The company attributes the weakened outlook to several factors, including the U.S. trade war under President Donald Trump, which has led to a volatile economic environment, reducing consumer confidence and discretionary spending. Additionally, Southwest faces challenges in adapting its revenue management to current booking patterns, leading to a projected decline in revenue per available seat mile (RASM) of 4% to 4.5% in the second quarter compared to the previous year.
In response to the declining demand, especially in the domestic leisure travel segment, Southwest plans to cut flight capacity and revamp its business model, including introducing bag fees and basic economy seats.
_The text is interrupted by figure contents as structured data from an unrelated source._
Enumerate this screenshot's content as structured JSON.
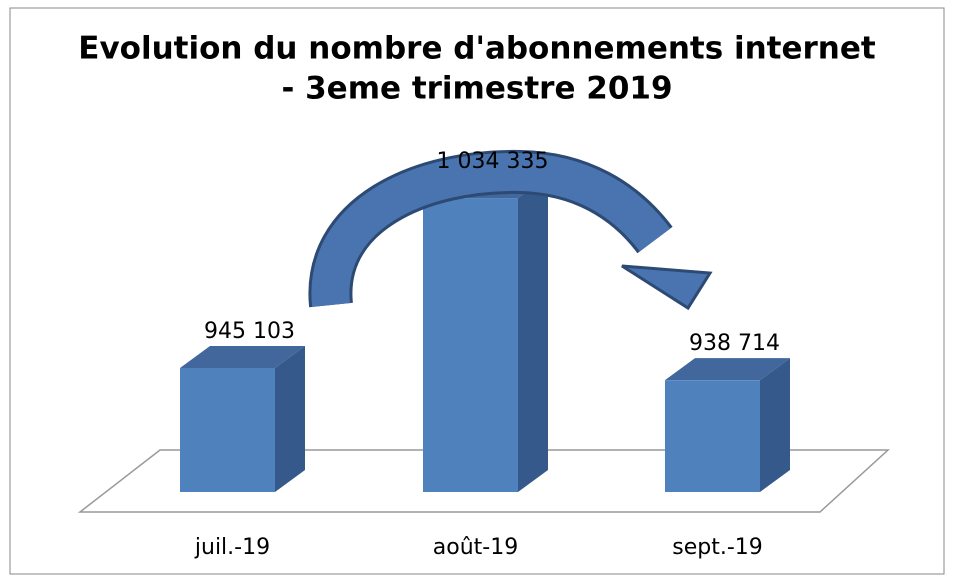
{
  "chart_data": {
    "type": "bar3d",
    "title": [
      "Evolution du nombre d'abonnements internet",
      "- 3eme trimestre 2019"
    ],
    "categories": [
      "juil.-19",
      "août-19",
      "sept.-19"
    ],
    "values": [
      945103,
      1034335,
      938714
    ],
    "value_labels": [
      "945 103",
      "1 034 335",
      "938 714"
    ],
    "color": "#4f81bd",
    "ylim": [
      880000,
      1100000
    ]
  }
}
Despite these changes, the airline has not reported significant defections from customers.
The airline industry as a whole is experiencing similar challenges, with other carriers such as Delta, American Airlines, and United also adjusting their forecasts due to weaker travel demand amid economic uncertainties. Analysts from Bank of America suggest that the airline industry may continue to face challenges until economic stability improves.
Southwest’s stock price has been impacted by these developments, reflecting investor concerns over the airline’s financial outlook and the broader industry challenges.